Dr. Deamant began her career as an attending physician in general medicine at Cook County Hospital, specializing in the care of patients with HIV and care of homeless patients. In 2001, she devoted her career to palliative care and became the sole practitioner for the institution. Since then, she has grown the service to include six attending physicians, a nurse practitioner, a nurse, and two social workers, who see 850 inpatient consults a year, run five outpatient clinics, perform home visits, and train three fellows per year.
Joshua Baru, MD, attending physician at the John Stroger Hospital and member of the Section of Palliative Care, who nominated Dr. Deamant, cited the lengths to which she has gone to ensure that her patients receive the best possible care. These lengths included personally training interpreters to communicate with immigrant patients at the end of their lives and helping to honor the wishes of those who want to die in their home countries. “She developed relationships with local consulates and created a protocol for assisting terminally ill patients travel,” wrote Dr. Baru. “Cathy can develop a plan for all manner of medicines, medical tubes, and devices, so that travel from Chicago to Mongolia, Poland, or the Philippines with limited funds is possible, even for someone with extensive disease and poor performance status.”
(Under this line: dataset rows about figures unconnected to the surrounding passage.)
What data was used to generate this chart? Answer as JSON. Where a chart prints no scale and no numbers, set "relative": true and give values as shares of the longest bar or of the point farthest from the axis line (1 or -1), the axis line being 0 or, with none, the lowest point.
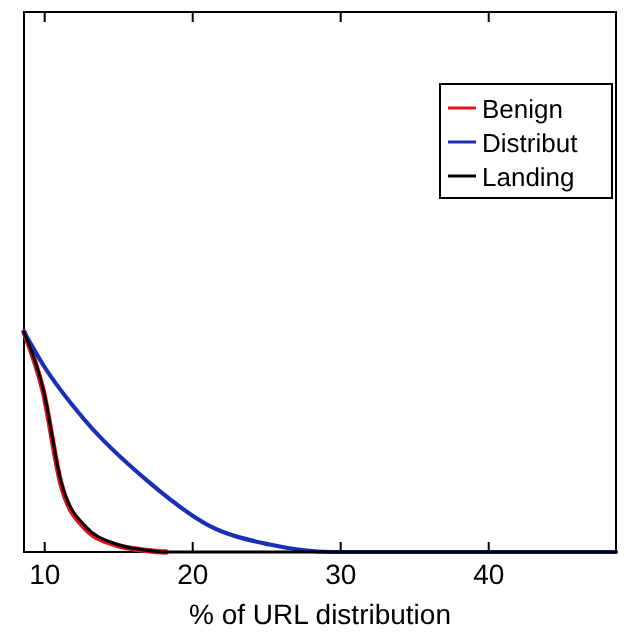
{
  "chart_data": {
    "type": "line",
    "xlabel": "% of URL distribution",
    "relative": true,
    "xlim": [
      8.6,
      48.6
    ],
    "xticks": [
      10,
      20,
      30,
      40
    ],
    "legend": "top right",
    "grid": false,
    "series": [
      {
        "name": "Benign",
        "color": "#e8101c",
        "x": [
          8.6,
          9.9,
          11.1,
          12.7,
          14.9,
          16.5,
          18.2
        ],
        "values": [
          1,
          0.73,
          0.31,
          0.11,
          0.03,
          0.01,
          0
        ]
      },
      {
        "name": "Distribut",
        "color": "#1a2fb8",
        "x": [
          8.6,
          9.9,
          12.7,
          17,
          21.1,
          25.2,
          29.4,
          35,
          48.6
        ],
        "values": [
          1,
          0.85,
          0.6,
          0.32,
          0.12,
          0.034,
          0,
          0,
          0
        ]
      },
      {
        "name": "Landing",
        "color": "#000000",
        "x": [
          8.6,
          9.9,
          11.1,
          12.7,
          14.9,
          16.5,
          18.2,
          20,
          48.6
        ],
        "values": [
          1,
          0.74,
          0.32,
          0.12,
          0.034,
          0.012,
          0,
          0,
          0
        ]
      }
    ]
  }
}
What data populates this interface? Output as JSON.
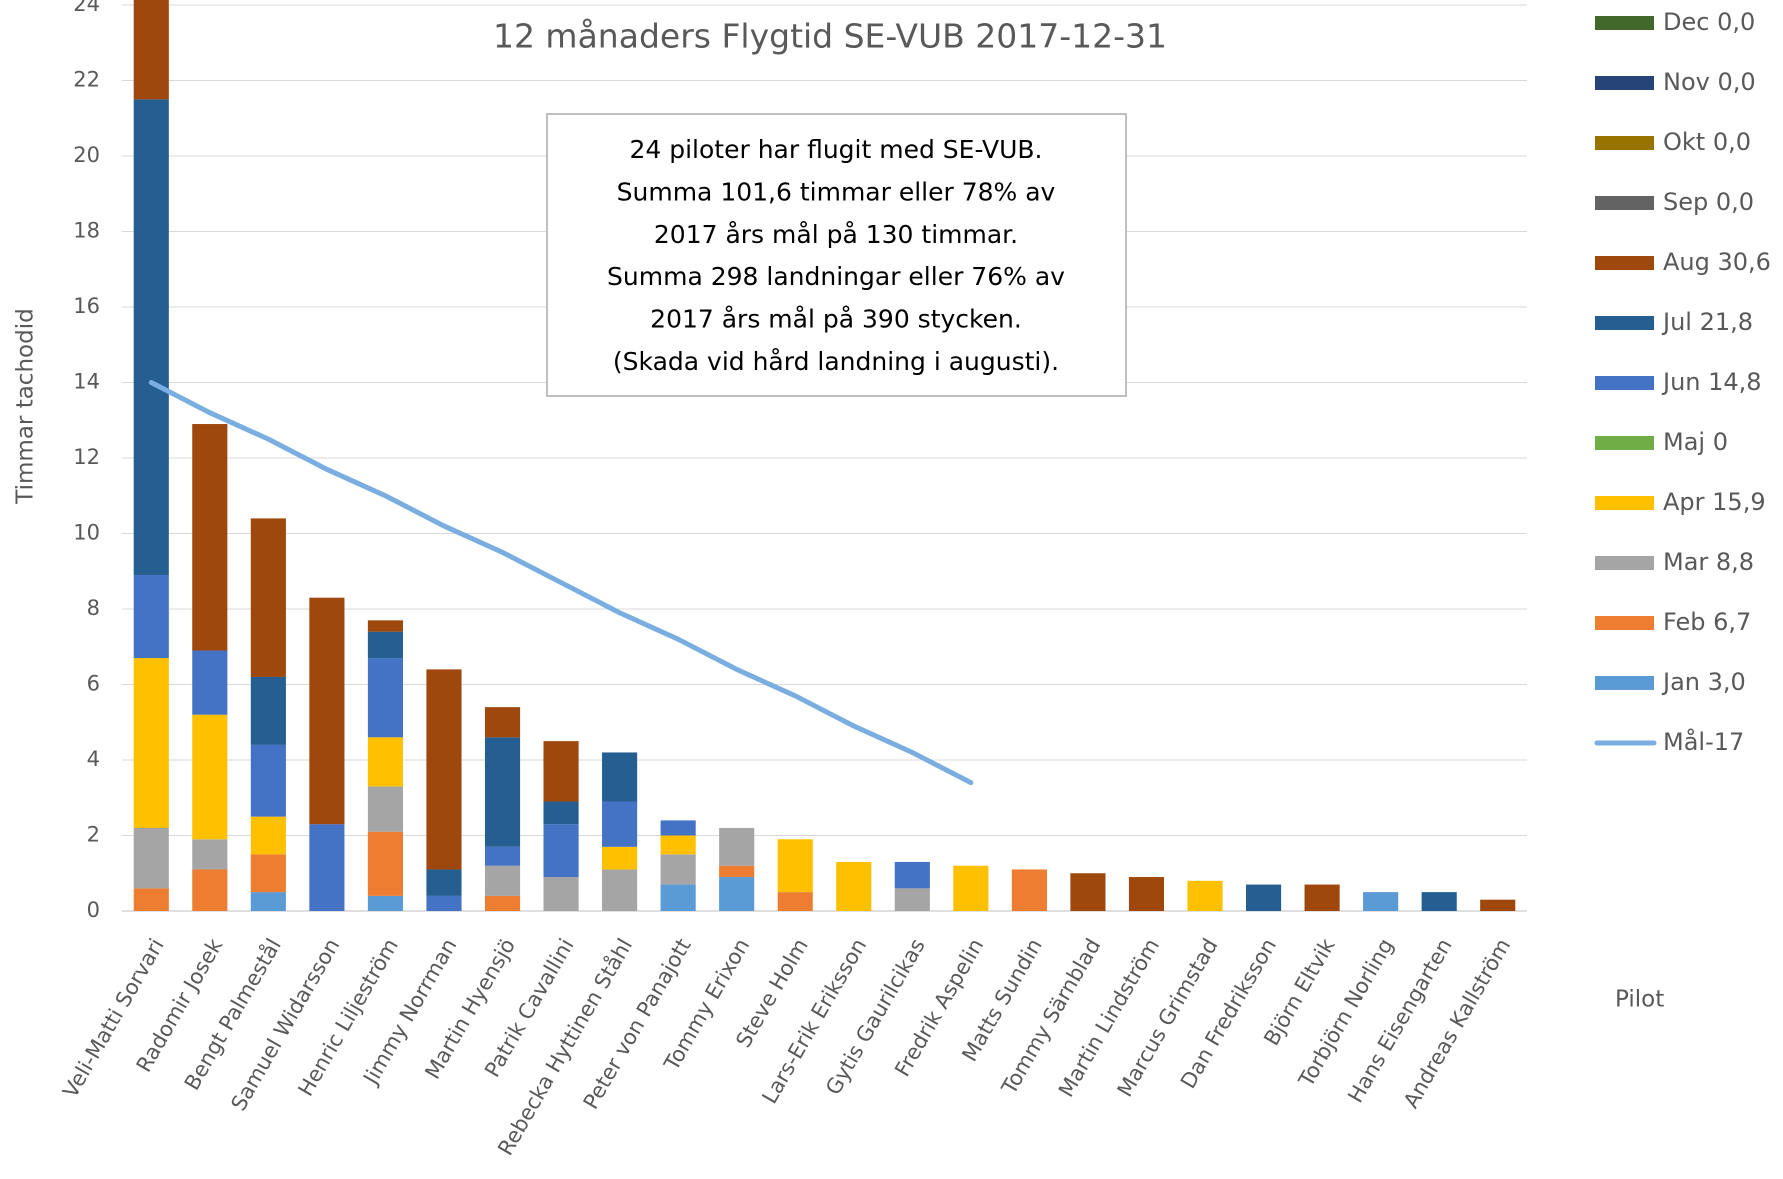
{
  "chart_data": {
    "type": "bar",
    "stacked": true,
    "title": "12 månaders Flygtid SE-VUB 2017-12-31",
    "y_label": "Timmar tachodid",
    "x_label": "Pilot",
    "annotation": [
      "24 piloter har flugit med SE-VUB.",
      "Summa 101,6 timmar eller 78% av",
      "2017 års mål på 130 timmar.",
      "Summa 298 landningar eller 76% av",
      "2017 års mål på 390 stycken.",
      "(Skada vid hård landning i augusti)."
    ],
    "categories": [
      "Veli-Matti Sorvari",
      "Radomir Josek",
      "Bengt Palmestål",
      "Samuel Widarsson",
      "Henric Liljeström",
      "Jimmy Norrman",
      "Martin Hyensjö",
      "Patrik Cavallini",
      "Rebecka Hyttinen Ståhl",
      "Peter von Panajott",
      "Tommy Erixon",
      "Steve Holm",
      "Lars-Erik Eriksson",
      "Gytis Gaurilcikas",
      "Fredrik Aspelin",
      "Matts Sundin",
      "Tommy Särnblad",
      "Martin Lindström",
      "Marcus  Grimstad",
      "Dan Fredriksson",
      "Björn Eltvik",
      "Torbjörn Norling",
      "Hans Eisengarten",
      "Andreas Kallström"
    ],
    "ylim": [
      0,
      24
    ],
    "yticks": [
      0,
      2,
      4,
      6,
      8,
      10,
      12,
      14,
      16,
      18,
      20,
      22,
      24
    ],
    "grid": true,
    "legend": "right",
    "series": [
      {
        "name": "Jan 3,0",
        "color": "#5b9bd5",
        "values": [
          0,
          0,
          0.5,
          0,
          0.4,
          0,
          0,
          0,
          0,
          0.7,
          0.9,
          0,
          0,
          0,
          0,
          0,
          0,
          0,
          0,
          0,
          0,
          0.5,
          0,
          0
        ]
      },
      {
        "name": "Feb 6,7",
        "color": "#ed7d31",
        "values": [
          0.6,
          1.1,
          1.0,
          0,
          1.7,
          0,
          0.4,
          0,
          0,
          0,
          0.3,
          0.5,
          0,
          0,
          0,
          1.1,
          0,
          0,
          0,
          0,
          0,
          0,
          0,
          0
        ]
      },
      {
        "name": "Mar 8,8",
        "color": "#a5a5a5",
        "values": [
          1.6,
          0.8,
          0,
          0,
          1.2,
          0,
          0.8,
          0.9,
          1.1,
          0.8,
          1.0,
          0,
          0,
          0.6,
          0,
          0,
          0,
          0,
          0,
          0,
          0,
          0,
          0,
          0
        ]
      },
      {
        "name": "Apr 15,9",
        "color": "#ffc000",
        "values": [
          4.5,
          3.3,
          1.0,
          0,
          1.3,
          0,
          0,
          0,
          0.6,
          0.5,
          0,
          1.4,
          1.3,
          0,
          1.2,
          0,
          0,
          0,
          0.8,
          0,
          0,
          0,
          0,
          0
        ]
      },
      {
        "name": "Maj 0",
        "color": "#70ad47",
        "values": [
          0,
          0,
          0,
          0,
          0,
          0,
          0,
          0,
          0,
          0,
          0,
          0,
          0,
          0,
          0,
          0,
          0,
          0,
          0,
          0,
          0,
          0,
          0,
          0
        ]
      },
      {
        "name": "Jun 14,8",
        "color": "#4472c4",
        "values": [
          2.2,
          1.7,
          1.9,
          2.3,
          2.1,
          0.4,
          0.5,
          1.4,
          1.2,
          0.4,
          0,
          0,
          0,
          0.7,
          0,
          0,
          0,
          0,
          0,
          0,
          0,
          0,
          0,
          0
        ]
      },
      {
        "name": "Jul 21,8",
        "color": "#255e91",
        "values": [
          12.6,
          0,
          1.8,
          0,
          0.7,
          0.7,
          2.9,
          0.6,
          1.3,
          0,
          0,
          0,
          0,
          0,
          0,
          0,
          0,
          0,
          0,
          0.7,
          0,
          0,
          0.5,
          0
        ]
      },
      {
        "name": "Aug 30,6",
        "color": "#9e480e",
        "values": [
          3.5,
          6.0,
          4.2,
          6.0,
          0.3,
          5.3,
          0.8,
          1.6,
          0,
          0,
          0,
          0,
          0,
          0,
          0,
          0,
          1.0,
          0.9,
          0,
          0,
          0.7,
          0,
          0,
          0.3
        ]
      },
      {
        "name": "Sep 0,0",
        "color": "#636363",
        "values": [
          0,
          0,
          0,
          0,
          0,
          0,
          0,
          0,
          0,
          0,
          0,
          0,
          0,
          0,
          0,
          0,
          0,
          0,
          0,
          0,
          0,
          0,
          0,
          0
        ]
      },
      {
        "name": "Okt 0,0",
        "color": "#997300",
        "values": [
          0,
          0,
          0,
          0,
          0,
          0,
          0,
          0,
          0,
          0,
          0,
          0,
          0,
          0,
          0,
          0,
          0,
          0,
          0,
          0,
          0,
          0,
          0,
          0
        ]
      },
      {
        "name": "Nov 0,0",
        "color": "#264478",
        "values": [
          0,
          0,
          0,
          0,
          0,
          0,
          0,
          0,
          0,
          0,
          0,
          0,
          0,
          0,
          0,
          0,
          0,
          0,
          0,
          0,
          0,
          0,
          0,
          0
        ]
      },
      {
        "name": "Dec 0,0",
        "color": "#43682b",
        "values": [
          0,
          0,
          0,
          0,
          0,
          0,
          0,
          0,
          0,
          0,
          0,
          0,
          0,
          0,
          0,
          0,
          0,
          0,
          0,
          0,
          0,
          0,
          0,
          0
        ]
      },
      {
        "name": "Mål-17",
        "type": "line",
        "color": "#7aaee0",
        "values": [
          14.0,
          13.2,
          12.5,
          11.7,
          11.0,
          10.2,
          9.5,
          8.7,
          7.9,
          7.2,
          6.4,
          5.7,
          4.9,
          4.2,
          3.4,
          null,
          null,
          null,
          null,
          null,
          null,
          null,
          null,
          null
        ]
      }
    ]
  }
}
Dr. Baru emphasized the tremendous barriers to providing quality end-of-life care in a resource-strapped safety-net population. “Hard work is not enough to realize this goal,” he wrote. “It takes energy, passion and dedication to motivate the institution to develop the resources necessary to deliver optimal care at the end of life. It takes integrity to stand firm to your principles when faced with barriers and maintain respect when promoting work that is new, uncomfortable and even controversial.”
Dr. Deamant received her medical degree from Rush Medical College in 1987.